Un exemple assez frappant me revient en mémoire. A Liverpool,
voici maintenant un demi-siècle, j'ai vu dans Prince's Dock, à l'ombre
du grand mur encrassé de la rue adjacente (obstacle éliminé maintenant
de longue date), un simple matelot d'un noir si intense qu'il devait être
un indigène africain de pur sang hamite - silhouette harmonieuse
d'une taille très au-dessus de la moyenne. Les deux bouts
d'un mouchoir de couleur vive noué librement autour de son
cou dansaient sur l'ébène de sa poitrine découverte,
de grands cercles d'or pendaient à ses oreilles, et un bonnet écossais
au ruban de tartan coiffait sa tête bien faite. C'était
un chaud midi de juillet, et son visage luisant de sueur rayonnait
d'une bonne humeur barbare. Jetant des saillies joviales de droite
et de gauche, montrant par éclairs ses dents blanches, il
allait folâtrant avec une bande de camarades de bord dont
il était le centre. Ceux-ci composaient un tel assortiment
de tribus et de teints qu'ils eussent été bien qualifiés
pour qu'Anacharsis Cloots les fît défiler à la
barre de la première Assemblée française comme
représentants du genre humain. A chaque hommage spontané rendu
par les passants à cette noire idole - l'hommage d'un arrêt
et d'un regard appuyé, parfois même d'une exclamation
- le cortège bigarré ne cachait pas qu'il tirait
de celui qui en était l'objet cette sorte d'orgueil que
les prêtres assyriens devaient tirer de leur grand Taureau
sculpté quand se prosternaient les fidèles.
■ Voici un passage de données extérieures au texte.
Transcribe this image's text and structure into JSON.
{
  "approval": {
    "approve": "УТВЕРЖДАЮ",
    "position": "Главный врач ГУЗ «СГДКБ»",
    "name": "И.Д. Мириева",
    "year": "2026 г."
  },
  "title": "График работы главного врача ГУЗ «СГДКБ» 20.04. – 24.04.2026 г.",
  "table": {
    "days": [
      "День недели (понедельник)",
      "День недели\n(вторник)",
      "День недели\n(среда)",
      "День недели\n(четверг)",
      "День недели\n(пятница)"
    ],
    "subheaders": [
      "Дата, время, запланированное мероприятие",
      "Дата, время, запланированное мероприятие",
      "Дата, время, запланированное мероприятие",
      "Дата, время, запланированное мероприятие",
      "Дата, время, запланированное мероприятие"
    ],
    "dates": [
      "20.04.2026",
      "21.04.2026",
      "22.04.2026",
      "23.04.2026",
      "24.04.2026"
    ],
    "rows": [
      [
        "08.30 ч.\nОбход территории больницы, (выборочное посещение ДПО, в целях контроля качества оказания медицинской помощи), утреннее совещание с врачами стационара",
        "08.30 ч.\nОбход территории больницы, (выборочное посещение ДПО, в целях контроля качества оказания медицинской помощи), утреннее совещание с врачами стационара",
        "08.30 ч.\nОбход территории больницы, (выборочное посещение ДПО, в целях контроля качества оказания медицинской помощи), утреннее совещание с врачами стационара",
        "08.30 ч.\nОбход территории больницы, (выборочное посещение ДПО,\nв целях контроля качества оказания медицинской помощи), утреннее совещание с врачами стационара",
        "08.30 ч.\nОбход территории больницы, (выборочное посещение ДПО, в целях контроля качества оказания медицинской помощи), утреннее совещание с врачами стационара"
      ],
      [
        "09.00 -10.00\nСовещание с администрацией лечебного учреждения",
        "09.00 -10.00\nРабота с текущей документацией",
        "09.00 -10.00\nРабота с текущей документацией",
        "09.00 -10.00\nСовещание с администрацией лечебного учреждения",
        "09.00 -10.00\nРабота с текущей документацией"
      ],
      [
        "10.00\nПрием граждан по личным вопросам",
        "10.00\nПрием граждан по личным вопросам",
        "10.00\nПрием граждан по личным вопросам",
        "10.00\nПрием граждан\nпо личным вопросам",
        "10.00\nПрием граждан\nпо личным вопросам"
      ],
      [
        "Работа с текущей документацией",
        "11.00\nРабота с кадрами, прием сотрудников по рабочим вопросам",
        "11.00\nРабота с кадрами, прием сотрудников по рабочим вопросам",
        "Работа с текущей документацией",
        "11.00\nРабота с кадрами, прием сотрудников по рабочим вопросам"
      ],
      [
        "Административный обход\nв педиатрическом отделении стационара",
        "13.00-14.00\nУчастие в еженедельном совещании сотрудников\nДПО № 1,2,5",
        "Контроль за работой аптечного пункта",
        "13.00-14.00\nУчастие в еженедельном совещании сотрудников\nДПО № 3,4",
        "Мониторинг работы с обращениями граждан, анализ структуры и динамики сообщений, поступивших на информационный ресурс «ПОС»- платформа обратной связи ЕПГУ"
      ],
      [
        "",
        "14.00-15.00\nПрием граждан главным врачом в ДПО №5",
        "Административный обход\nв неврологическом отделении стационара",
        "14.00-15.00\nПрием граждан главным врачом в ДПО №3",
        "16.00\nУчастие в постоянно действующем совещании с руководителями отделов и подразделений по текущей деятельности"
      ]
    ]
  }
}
Revenons à notre héros. Si parfois il faisait quelque
peu figure de Murat4 naval en exhibant sa personne à terre,
le Beau Marin de la période en question n'avait rien du
pimpant Billy l'Endiablé, amusant personnage dont l'espèce
est presque éteinte à présent, mais que l'on
rencontre encore de temps à autre, et sous une forme plus
divertissante encore que l'origine, à la barre des bateaux
du terrifique5 Canal Erié ou, plus vraisemblablement, en
train de plastronner dans les tavernes qui jalonnent le chemin
de halage. Toujours émérite dans l'exercice de son
périlleux métier, le Beau Marin était aussi
plus ou moins un boxeur ou un puissant lutteur.
La force alliée à la beauté. On contait ses
prouesses. A terre, le champion ; à bord, le porte-parole
; chaque fois que l'occasion le demandait, il venait en tête.
On le voyait, prenant un bas ris dans les huniers, à cheval
sur la fusée de vergue au vent, le pied sur le marchepied
de bout de vergue en guise d'étrier, tirant des deux mains
sur l'empointure comme sur une bride, dans l'attitude qu'aurait
pu avoir le jeune Alexandre domptant le fougueux Bucéphale.
Silhouette superbe, lancée comme par les cornes de Taurus
contre le ciel orageux, hélant gaiement les gars en plein
effort alignés le long du mâtereau.
Chez lui la nature morale était rarement en désaccord
avec la structure physique. A vrai dire, si elles n'avaient subi
l'influence de la première, la force et la grâce,
toujours séduisantes lorsqu'elles s'unissent chez un homme,
n'auraient guère pu susciter l'honnête sorte d'hommage
que le Beau Marin, comme on en vit quelques exemples, recevait
de ses compagnons moins doués.
Un pareil astre, au moins pour l'apparence, et quelque chose de
pareil aussi de par sa nature, bien qu'avec d'importantes variations
qui se feront jour au fur et à mesure du récit, voilà ce
qu'était Billy Budd aux yeux célestes - ou Bébé Budd,
comme on vint à l'appeler plus familièrement dans
les circonstances qui vont être rapportées - âgé de
vingt et un ans, gabier de misaine de la flotte britannique vers
la fin de la dernière décennie du XVIIIe siècle.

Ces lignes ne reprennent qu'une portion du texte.